Sept 17, 2022
Stage 12 of 36, day 13 of 43: 110.5 km, 1184m climb, 4:54 Moving, 6:11 Total, 66.2 kph max
Country | Distance | Climbing |
Slovenia | 352.2 | 5149 |
Italy | 29.3 | 346 |
Croatia | 748.5 | 8604 |
Total | 1130.0 | 14,099 |
Last night at dinner we had the usual “Marmot” ceremony. There is a little marmot doll that travels with the group. Each night in camp, whoever has it tells some stories from the day or whatever they feel like saying, then passes it on to another person. Last night Lex told some stories then mentioned that I had accidentally left my tent, packed up, leaning against a tree, some distance from the truck and it was a lucky thing someone saw it and it wasn’t left behind [this part was all true]. Then he explained that I hadn’t even used it that night – I had just been at the dance party next door, all night. And voila I was presented with the marmot.

Today felt like things were really settling in and working well. It also marks the one-third point of the riding stages, 12 done, 24 to go. After a nice breakfast with pancakes, we packed up and started riding at 7:45. Everyone was looking at various weather and wind apps trying to figure out what it would be like – the consensus was bad headwinds all day and hard rain later in the day. We set out, into the wind, riding slow. But all that changed after just a kilometer. We turned and all was golden. Downhill with tailwinds! And scenic with no hint of rain! This went on for a long time, riding in a great group. I got out ahead with Simo for quite a while, then he dropped me on a hill.
A little later I was on a climb and realized I had made a wrong turn. I turned around and found a large group had made the same mistake. So we all corrected and rode up the big climb of the day together.

We rode past grapes growing (and ready or over ready to be picked). And figs, way over ripe on the tree – tasty as dried fruit. Marc and I opted out on a coffee stop and continued together to lunch at 65 km. The guys had a barren spot on the side of the road but the vans were strategically placed to make shade.

We were about first there and had a lovely time, eating and chatting. After a while we took off. Marc’s Garmin had decided to stop working so he needed someone with directions.

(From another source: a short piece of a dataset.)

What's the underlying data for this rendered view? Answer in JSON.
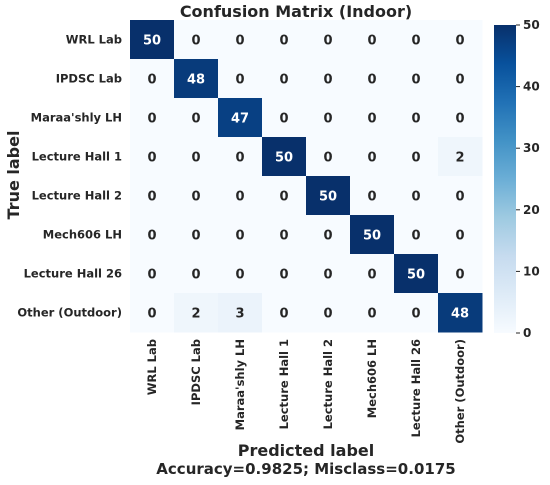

We had some great descents, riding through tiny villages, past a million olive trees and some steep but short climbs. We also rode through the town of Trogir which was mobbed with people but beautiful.

After a while we could see Split ahead and around 90 km, we stopped at a little café for some Radler (Anita’s idea – she’s from Germany) – very good call.

Fortified, we cranked out the last 20 in a group of 6. Rob’s route ended with what looked like a detour, way around a peninsula but it looked like a park on the map so we followed. It turned out to be a perfect tree-shaded bike path, a great way to end the ride.

We pulled in by the hotel and there was a large city park. Caroline, our new cook, had set out a bunch of delicious food, and we laughed as we ate about how the weather forecasts had been so wrong. Then Katie texted and we had a great 50 minute call, me laying on my back looking at the sky and the trees. I SO love WhatsApp. After that it was dark and cloudy but still no rain. We all checked in to the hotel and I got a nice room with Bob and working A/C. Writing this now, after a nice shower, the first time in dry cool air for days…is super great! The day didn’t end up as we expected, but was super fun. Tomorrow is a rest day then the next day we have a 10:30 ferry to catch – everyone’s looking forward to time off the bikes, especially in a great city like Split. Our hotel is right on the water with swimming in a pool or the sea.

Ok so then there was dinner. How do I even describe it? Bob carefully looked up an awesome sounding place and he and I went with Niek, early, and arrived to find most seats free.

But no, it’s reservation only and we were SOL. It was rated 4.6 and looked awesome. But next door was a much smaller place, rated 4.7, with only 2 small tables outside and 3 inside. We asked and the owner said he’d have a free table in 10 minutes, drink these while you wait. So we did. Sure enough after 10 minutes we sat down, ordered a round of beers and then all the seafood things on the menu: squid w/fava beans, shrimp with barley and fried squid with vegetables. All very large portions, then a bottle of their finest white wine, and after dinner drinks on the house, so so fun. We were joined by a funny cellist from California – it was a grand gourmet experience. The cellist recommended a fantastic gelato place and we all indulged massively. This is truly fine living.

What lovely enthusiasm you write with about your day — scenic small towns, riding downhill with a tailwind, talking to Katie while lying in comfort –super gourmet dinner; now in Split you’re in the first place since Llubljana where I also have been.
LikeLiked by 1 person
Hi Natan
Great and take care of the marmot
Enjoy
WR Jan
LikeLiked by 1 person
Did she also tell you what “Radler” means? It’s Bavarian and translates to “bike-rider” (really). Glad to see you’re having fun!